If you are a small employer with 19 or less employees, your group qualifies for “State Continuation” when an employee leaves the organization. Under State Continuation a soon to be ex-employee would then qualify to receive 9 months of continuing coverage under the existing group health plan. For those employers who have 20 or more employees, or for those with 19 or fewer but get their benefits as part of a larger group such as a Trust or an Association plan would become eligible for COBRA Continuation for up to 18 months. There are other extenuating circumstances that may extend the length of COBRA continuation.
When an employee leaves your company having the option to extend existing health care coverage can be a great thing, especially if he or she is in the middle of medical treatment.

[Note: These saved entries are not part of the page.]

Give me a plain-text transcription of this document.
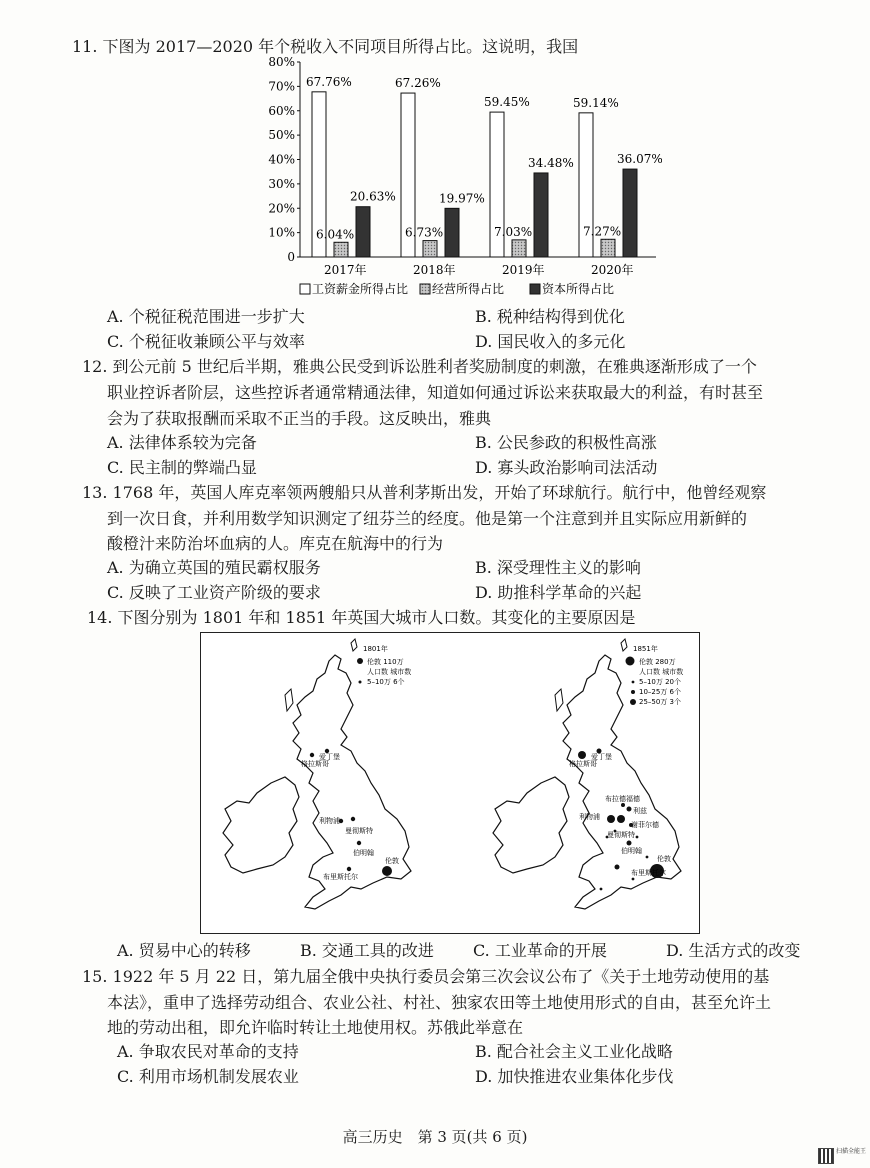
11. 下图为 2017—2020 年个税收入不同项目所得占比。这说明，我国
0
10%
20%
30%
40%
50%
60%
70%
80%
67.76%
6.04%
20.63%
2017年
67.26%
6.73%
19.97%
2018年
59.45%
7.03%
34.48%
2019年
59.14%
7.27%
36.07%
2020年
工资薪金所得占比 经营所得占比	资本所得占比
A. 个税征税范围进一步扩大	B. 税种结构得到优化
C. 个税征收兼顾公平与效率	D. 国民收入的多元化
12. 到公元前 5 世纪后半期，雅典公民受到诉讼胜利者奖励制度的刺激，在雅典逐渐形成了一个
职业控诉者阶层，这些控诉者通常精通法律，知道如何通过诉讼来获取最大的利益，有时甚至
会为了获取报酬而采取不正当的手段。这反映出，雅典
A. 法律体系较为完备	B. 公民参政的积极性高涨
C. 民主制的弊端凸显	D. 寡头政治影响司法活动
13. 1768 年，英国人库克率领两艘船只从普利茅斯出发，开始了环球航行。航行中，他曾经观察
到一次日食，并利用数学知识测定了纽芬兰的经度。他是第一个注意到并且实际应用新鲜的
酸橙汁来防治坏血病的人。库克在航海中的行为
A. 为确立英国的殖民霸权服务	B. 深受理性主义的影响
C. 反映了工业资产阶级的要求	D. 助推科学革命的兴起
14. 下图分别为 1801 年和 1851 年英国大城市人口数。其变化的主要原因是
格拉斯哥
爱丁堡
利物浦
曼彻斯特
伯明翰
布里斯托尔
伦敦
1801年
伦敦 110万
人口数 城市数
5–10万 6个
格拉斯哥
爱丁堡
布拉德福德
利兹
利物浦
曼彻斯特
谢菲尔德
伯明翰
布里斯托尔
伦敦
1851年
伦敦 280万
人口数 城市数
5–10万 20个
10–25万 6个
25–50万 3个
A. 贸易中心的转移	B. 交通工具的改进 C. 工业革命的开展	D. 生活方式的改变
15. 1922 年 5 月 22 日，第九届全俄中央执行委员会第三次会议公布了《关于土地劳动使用的基
本法》，重申了选择劳动组合、农业公社、村社、独家农田等土地使用形式的自由，甚至允许土
地的劳动出租，即允许临时转让土地使用权。苏俄此举意在
A. 争取农民对革命的支持	B. 配合社会主义工业化战略
C. 利用市场机制发展农业	D. 加快推进农业集体化步伐
高三历史　第 3 页(共 6 页)
扫描全能王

What most employers, (and employees for that matter) may not realize is that once that employee has left and has elected to enroll in either COBRA or State Continuation they are essentially committed to those benefits and premiums until they become eligible for another group health plan, or when it is open enrollment in the individual marketplace. Where the confusion seems to lie is in the idea that they can cancel the COBRA or State Continuation coverage at any time and enroll in an individual health plan instead. Unfortunately, this is no longer an option with health care reform.
If you are considering offering a partial severance to an employee who is leaving please be sure to educate them about the potential pitfalls of electing to continue group benefits as it could leave them potentially without health insurance if they discover that they can not afford it once the employer stops paying.